A Better Future for AI Projects
With the acceptance of ModelPacks as a specification standard in the CNCF, the AI/ML ecosystem now has:
A reliable specification for packaging and sharing AI workloads
Vendor-neutral governance and oversight for this industry standard
A proven reference implementation (KitOps)
A global community of contributors and adopters
This is how we help AI grow up stronger and healthier.
We want a world...
...where AI projects aren’t locked into walled gardens.
...Where teams can confidently share, validate, and reuse components.
...Where security and transparency are table stakes — not afterthoughts.
And that world is finally here!
The Role of Jozu and the Jozu Hub
At Jozu, we didn’t stop at building the open source tooling. We built the Jozu Hub — the first OCI-native registry optimized for AI metadata and integrity verification.
While any OCI-compliant registry can store ModelPacks, the Jozu Hub takes it further:
Rich metadata and search
Visible signing
Easy version diff’ing
Provenance tracking
Tamper-proof logging and auditing
Security and build attestations
Automatically generated deployable containers
100% on-premises installation (even air-gapped if that’s your jam)
It’s purpose-built for organizations who need to trust what they deploy, but still move quickly.

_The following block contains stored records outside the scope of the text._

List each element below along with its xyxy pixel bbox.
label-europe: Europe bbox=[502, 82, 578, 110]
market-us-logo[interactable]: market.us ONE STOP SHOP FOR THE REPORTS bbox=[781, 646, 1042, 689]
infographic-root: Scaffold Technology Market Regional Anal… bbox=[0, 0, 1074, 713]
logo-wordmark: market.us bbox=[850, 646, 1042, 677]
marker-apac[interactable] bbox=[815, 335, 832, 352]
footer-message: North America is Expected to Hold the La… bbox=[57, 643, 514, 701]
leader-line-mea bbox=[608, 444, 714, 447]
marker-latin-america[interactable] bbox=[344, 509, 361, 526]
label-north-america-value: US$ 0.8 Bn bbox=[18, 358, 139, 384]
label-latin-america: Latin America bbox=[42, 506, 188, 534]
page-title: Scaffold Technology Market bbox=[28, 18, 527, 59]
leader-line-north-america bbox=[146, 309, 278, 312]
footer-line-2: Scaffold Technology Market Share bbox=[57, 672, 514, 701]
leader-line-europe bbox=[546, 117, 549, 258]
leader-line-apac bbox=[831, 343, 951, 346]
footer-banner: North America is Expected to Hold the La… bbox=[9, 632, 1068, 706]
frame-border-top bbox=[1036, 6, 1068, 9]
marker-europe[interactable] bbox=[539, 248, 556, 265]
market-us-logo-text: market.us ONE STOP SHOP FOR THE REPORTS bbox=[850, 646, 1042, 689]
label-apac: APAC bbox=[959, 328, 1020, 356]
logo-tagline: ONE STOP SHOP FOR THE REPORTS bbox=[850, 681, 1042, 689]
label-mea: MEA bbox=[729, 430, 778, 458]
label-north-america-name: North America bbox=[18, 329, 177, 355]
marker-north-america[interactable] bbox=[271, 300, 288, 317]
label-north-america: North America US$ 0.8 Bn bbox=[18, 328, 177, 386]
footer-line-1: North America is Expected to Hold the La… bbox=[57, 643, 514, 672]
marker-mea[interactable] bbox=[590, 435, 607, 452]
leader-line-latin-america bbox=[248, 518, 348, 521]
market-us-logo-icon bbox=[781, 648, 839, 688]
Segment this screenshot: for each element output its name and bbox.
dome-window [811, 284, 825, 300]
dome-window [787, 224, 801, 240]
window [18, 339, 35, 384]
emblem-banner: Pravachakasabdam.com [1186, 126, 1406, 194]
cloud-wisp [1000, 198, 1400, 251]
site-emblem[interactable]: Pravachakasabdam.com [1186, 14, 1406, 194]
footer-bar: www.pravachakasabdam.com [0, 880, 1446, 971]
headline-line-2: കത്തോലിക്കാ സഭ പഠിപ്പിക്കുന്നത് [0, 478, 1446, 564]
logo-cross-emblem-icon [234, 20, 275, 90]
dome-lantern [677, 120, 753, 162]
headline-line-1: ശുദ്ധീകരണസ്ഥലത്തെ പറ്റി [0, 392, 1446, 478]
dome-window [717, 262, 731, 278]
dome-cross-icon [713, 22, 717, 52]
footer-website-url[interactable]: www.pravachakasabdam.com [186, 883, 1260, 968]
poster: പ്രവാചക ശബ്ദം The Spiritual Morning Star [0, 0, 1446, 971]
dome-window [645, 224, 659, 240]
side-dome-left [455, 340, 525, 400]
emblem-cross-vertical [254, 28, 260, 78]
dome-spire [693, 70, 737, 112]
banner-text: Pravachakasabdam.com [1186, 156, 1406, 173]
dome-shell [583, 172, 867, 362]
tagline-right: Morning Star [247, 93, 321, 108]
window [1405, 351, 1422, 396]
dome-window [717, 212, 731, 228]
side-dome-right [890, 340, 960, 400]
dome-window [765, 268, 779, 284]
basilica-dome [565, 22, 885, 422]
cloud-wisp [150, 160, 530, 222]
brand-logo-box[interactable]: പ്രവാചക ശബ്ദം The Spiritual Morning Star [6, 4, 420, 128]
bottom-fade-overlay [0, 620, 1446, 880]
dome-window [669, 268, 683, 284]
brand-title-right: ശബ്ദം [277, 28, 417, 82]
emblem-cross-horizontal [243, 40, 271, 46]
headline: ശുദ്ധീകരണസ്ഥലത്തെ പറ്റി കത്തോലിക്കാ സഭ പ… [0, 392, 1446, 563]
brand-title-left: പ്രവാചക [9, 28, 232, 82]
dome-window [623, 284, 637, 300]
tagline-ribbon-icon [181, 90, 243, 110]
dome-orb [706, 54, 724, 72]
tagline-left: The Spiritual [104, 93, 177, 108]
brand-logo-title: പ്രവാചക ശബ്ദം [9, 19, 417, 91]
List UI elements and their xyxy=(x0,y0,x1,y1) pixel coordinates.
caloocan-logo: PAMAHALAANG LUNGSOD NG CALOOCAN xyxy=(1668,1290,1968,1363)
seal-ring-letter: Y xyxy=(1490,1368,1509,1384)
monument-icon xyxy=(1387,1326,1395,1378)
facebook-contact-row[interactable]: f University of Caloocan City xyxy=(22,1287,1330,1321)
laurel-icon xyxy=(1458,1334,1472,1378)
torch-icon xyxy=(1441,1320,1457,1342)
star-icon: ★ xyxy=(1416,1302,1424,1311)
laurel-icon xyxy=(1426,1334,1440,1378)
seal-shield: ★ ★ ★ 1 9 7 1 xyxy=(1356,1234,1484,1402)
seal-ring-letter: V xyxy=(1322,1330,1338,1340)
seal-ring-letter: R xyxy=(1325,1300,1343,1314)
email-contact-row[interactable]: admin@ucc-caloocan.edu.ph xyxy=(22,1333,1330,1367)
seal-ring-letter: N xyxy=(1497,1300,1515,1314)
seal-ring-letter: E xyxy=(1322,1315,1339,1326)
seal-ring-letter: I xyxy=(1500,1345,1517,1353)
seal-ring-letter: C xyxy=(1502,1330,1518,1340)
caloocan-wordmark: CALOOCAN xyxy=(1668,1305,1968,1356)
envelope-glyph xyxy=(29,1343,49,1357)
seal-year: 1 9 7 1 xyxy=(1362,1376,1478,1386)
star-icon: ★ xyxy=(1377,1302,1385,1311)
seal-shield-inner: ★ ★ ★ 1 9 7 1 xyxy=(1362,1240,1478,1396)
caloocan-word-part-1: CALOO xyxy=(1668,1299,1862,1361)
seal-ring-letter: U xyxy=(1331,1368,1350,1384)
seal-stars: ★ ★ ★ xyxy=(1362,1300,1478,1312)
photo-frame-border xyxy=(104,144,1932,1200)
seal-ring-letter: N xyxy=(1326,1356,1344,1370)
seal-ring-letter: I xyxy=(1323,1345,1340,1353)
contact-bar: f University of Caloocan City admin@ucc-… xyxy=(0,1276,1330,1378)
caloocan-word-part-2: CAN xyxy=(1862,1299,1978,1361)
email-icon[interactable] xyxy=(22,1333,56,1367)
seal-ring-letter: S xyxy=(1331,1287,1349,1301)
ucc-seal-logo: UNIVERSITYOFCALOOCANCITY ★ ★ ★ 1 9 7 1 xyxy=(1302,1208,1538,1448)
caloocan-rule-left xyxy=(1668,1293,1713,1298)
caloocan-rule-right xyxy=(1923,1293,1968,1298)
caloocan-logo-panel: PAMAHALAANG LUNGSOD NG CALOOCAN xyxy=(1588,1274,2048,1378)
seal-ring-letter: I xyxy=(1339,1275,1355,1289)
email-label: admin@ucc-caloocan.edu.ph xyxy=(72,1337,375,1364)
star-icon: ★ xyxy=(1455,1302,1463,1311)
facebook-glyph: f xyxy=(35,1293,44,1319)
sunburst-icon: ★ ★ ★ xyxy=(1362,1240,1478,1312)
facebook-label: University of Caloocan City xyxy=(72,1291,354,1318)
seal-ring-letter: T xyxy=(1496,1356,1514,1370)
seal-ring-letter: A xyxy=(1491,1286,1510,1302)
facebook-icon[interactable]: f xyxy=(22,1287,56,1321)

Whether you’re a global enterprise, a national lab, or a startup shipping AI agents, the Jozu Hub lets you take full advantage of what ModelPacks and KitOps enable.
Thank You — and What’s Next
This moment wouldn’t be possible without the incredible work of:
Gorkem Ercan, who authored the ModelPack spec
Angel Misevski, who helped bring ModelKits into the world
The global community of contributors from Red Hat, PayPal, ANTGroup, ByteDance, and beyond
To the KitOps users, early adopters, and Jozu customers who believed in this vision: thank you. You are why we continue to love our jobs.
Now, we invite the rest of the ecosystem—toolmakers, platform builders, researchers, and security teams to get involved:
Adopt the ModelPack spec
Use KitOps as your starting point
Contribute ideas, extensions, and feedback
Let’s build an AI infrastructure that’s open, secure, and ready for the future.
ModelPacks are now part of the CNCF.
Let’s build shared greatness — together.